Eindelijk de opiniepeiling die telt, de enige volksraadpleging met recht van spreken
Woensdag laat Nederland van zich horen. Ze komen geen dag te vroeg, deze verkiezingen voor Provinciale Staten en de waterschappen. Want de kunstjes, trucjes en oneliners van landelijke politici; het circus waarvoor televisiemakers hen laten opdraven; de leugens van antiparlementaire extremisten die claimen namens ‘het volk’ te scanderen: het is niet langer te verdragen.
Maar woensdag klinkt het democratisch weerwoord uit de breedte van de samenleving, uit de enige opiniepeiling die echt telt, de enige volksraadpleging met recht van spreken. Dat wil niet zeggen dat donderdag de rust terugkeert in het land. Maar voorlopig weten we weer waar we aan toe zijn, en kan er weer redelijk overlegd, onderhandeld en bestuurd worden: in de waterschappen, de provincies, en in Den Haag.

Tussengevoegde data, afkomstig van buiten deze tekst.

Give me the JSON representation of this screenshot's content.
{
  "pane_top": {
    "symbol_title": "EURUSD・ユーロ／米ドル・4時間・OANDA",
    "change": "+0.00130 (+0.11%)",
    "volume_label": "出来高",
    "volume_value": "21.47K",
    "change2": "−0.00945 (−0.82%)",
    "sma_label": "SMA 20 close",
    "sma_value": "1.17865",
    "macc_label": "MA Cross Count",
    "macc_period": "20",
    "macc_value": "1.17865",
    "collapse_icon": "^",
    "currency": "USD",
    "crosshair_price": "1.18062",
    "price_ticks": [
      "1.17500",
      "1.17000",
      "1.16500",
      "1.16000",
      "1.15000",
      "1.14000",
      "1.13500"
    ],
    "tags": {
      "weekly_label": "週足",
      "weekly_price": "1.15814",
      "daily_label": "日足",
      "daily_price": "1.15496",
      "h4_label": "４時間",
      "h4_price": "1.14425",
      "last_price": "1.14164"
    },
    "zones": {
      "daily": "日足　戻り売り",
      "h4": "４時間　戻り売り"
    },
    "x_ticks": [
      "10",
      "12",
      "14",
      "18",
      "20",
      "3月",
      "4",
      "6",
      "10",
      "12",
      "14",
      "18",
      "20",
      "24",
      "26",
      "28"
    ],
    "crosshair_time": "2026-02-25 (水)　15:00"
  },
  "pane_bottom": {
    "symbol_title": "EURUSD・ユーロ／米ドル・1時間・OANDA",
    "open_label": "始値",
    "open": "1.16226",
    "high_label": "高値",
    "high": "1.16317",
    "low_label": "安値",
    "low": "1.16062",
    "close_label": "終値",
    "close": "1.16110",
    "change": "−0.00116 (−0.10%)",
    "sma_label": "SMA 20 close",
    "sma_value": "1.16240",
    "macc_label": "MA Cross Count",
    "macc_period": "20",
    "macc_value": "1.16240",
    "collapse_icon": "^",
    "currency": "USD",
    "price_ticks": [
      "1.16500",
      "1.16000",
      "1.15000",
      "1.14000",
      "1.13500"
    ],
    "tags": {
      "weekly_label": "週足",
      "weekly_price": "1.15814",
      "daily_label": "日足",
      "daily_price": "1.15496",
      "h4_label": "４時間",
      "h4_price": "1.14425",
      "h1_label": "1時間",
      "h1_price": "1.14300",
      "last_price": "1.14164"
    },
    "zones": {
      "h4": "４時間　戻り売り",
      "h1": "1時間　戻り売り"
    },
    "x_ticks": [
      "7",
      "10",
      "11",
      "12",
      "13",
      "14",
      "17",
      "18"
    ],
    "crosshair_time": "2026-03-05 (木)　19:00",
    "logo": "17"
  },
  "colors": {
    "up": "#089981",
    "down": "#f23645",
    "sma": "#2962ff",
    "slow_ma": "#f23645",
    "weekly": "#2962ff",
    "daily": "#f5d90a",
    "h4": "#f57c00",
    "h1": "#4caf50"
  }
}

Den Haag: de hofstad die zaterdag het toneel was van twee demonstraties voor ogenschijnlijk tegengestelde belangen. Behoud van de agrarische sector, en een toekomst zonder onze gas- en olieverslaving met haar desastreuze gevolgen voor het klimaat. De meeste boeren echter zullen inmiddels met leedwezen aanzien hoe hun reputatie wordt gesloopt door de harde kern van Farmers Defence Force, die zijn ziel en zendtijd heeft verkocht aan radicaal rechtse en Poetin-gezinde partijen: PVV, BVNL, FVD en Ongehoord Nederland.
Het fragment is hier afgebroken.